In Nginx, you can use the ngx_http_access_module to selectively allow or deny requests from an IP address. Similarly, in IIS, you can restrict IP addresses accessing your services by adding a Role in the Server Manager.

Throttling requests

Alternately you may also limit the number of requests from one IP address, but it may not be useful if an attacker has access to multiple IP addresses. A captcha may also be used in case of abnormal requests from an IP address.

You may also want to block access from known cloud hosting and scraping service IP addresses to make sure an attacker is unable to use such a service to scrape your data.

Create "honeypots"

A “honeypot” is a link to fake content that is invisible to a normal user, but that is present in the HTML which would come up when a program is parsing the website.
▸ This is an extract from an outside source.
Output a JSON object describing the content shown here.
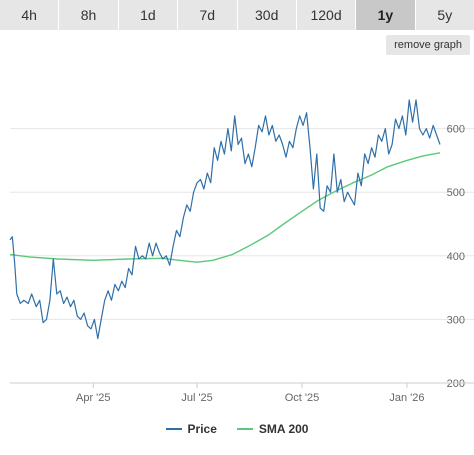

By redirecting a scraper to such honeypots, you can detect scrapers and make them waste resources by visiting pages that contain no data.

Do not forget to disallow such links in your robots.txt file to make sure a search engine crawler does not end up in such honeypots.

Change DOM structure frequently

Most scrapers parse the HTML that is retrieved from the server.

To make it difficult for scrapers to access the required data, you can frequently change the structure of the HTML Doing so would require an attacker to evaluate the structure of your website again in order to extract the required data.

Provide APIs

As Medium’s terms of service say, you can selectively allow extracting data from your site by making certain rules.

One way is to create subscription-based APIs to monitor and give access to your data. Through APIs, you would also be able to monitor and restrict usage of the service.

Report attackers to search engines and ISPs

If all else fails, you may report a web scraper to a search engine so that they delist the scraped content, or to the ISPs of the scrapers to make sure they block such requests.

Conclusion

A fight between a webmaster and a scraper is a continuous one and each must stay vigilant to make sure they remain a step ahead of the other.

All the solutions provided in this article can be bypassed by someone with a lot of tenacity and resources (as anything that is visible can be scraped), but it's a good idea to remain careful and keep monitoring traffic to make sure that your services are being used in a way you intended them to be.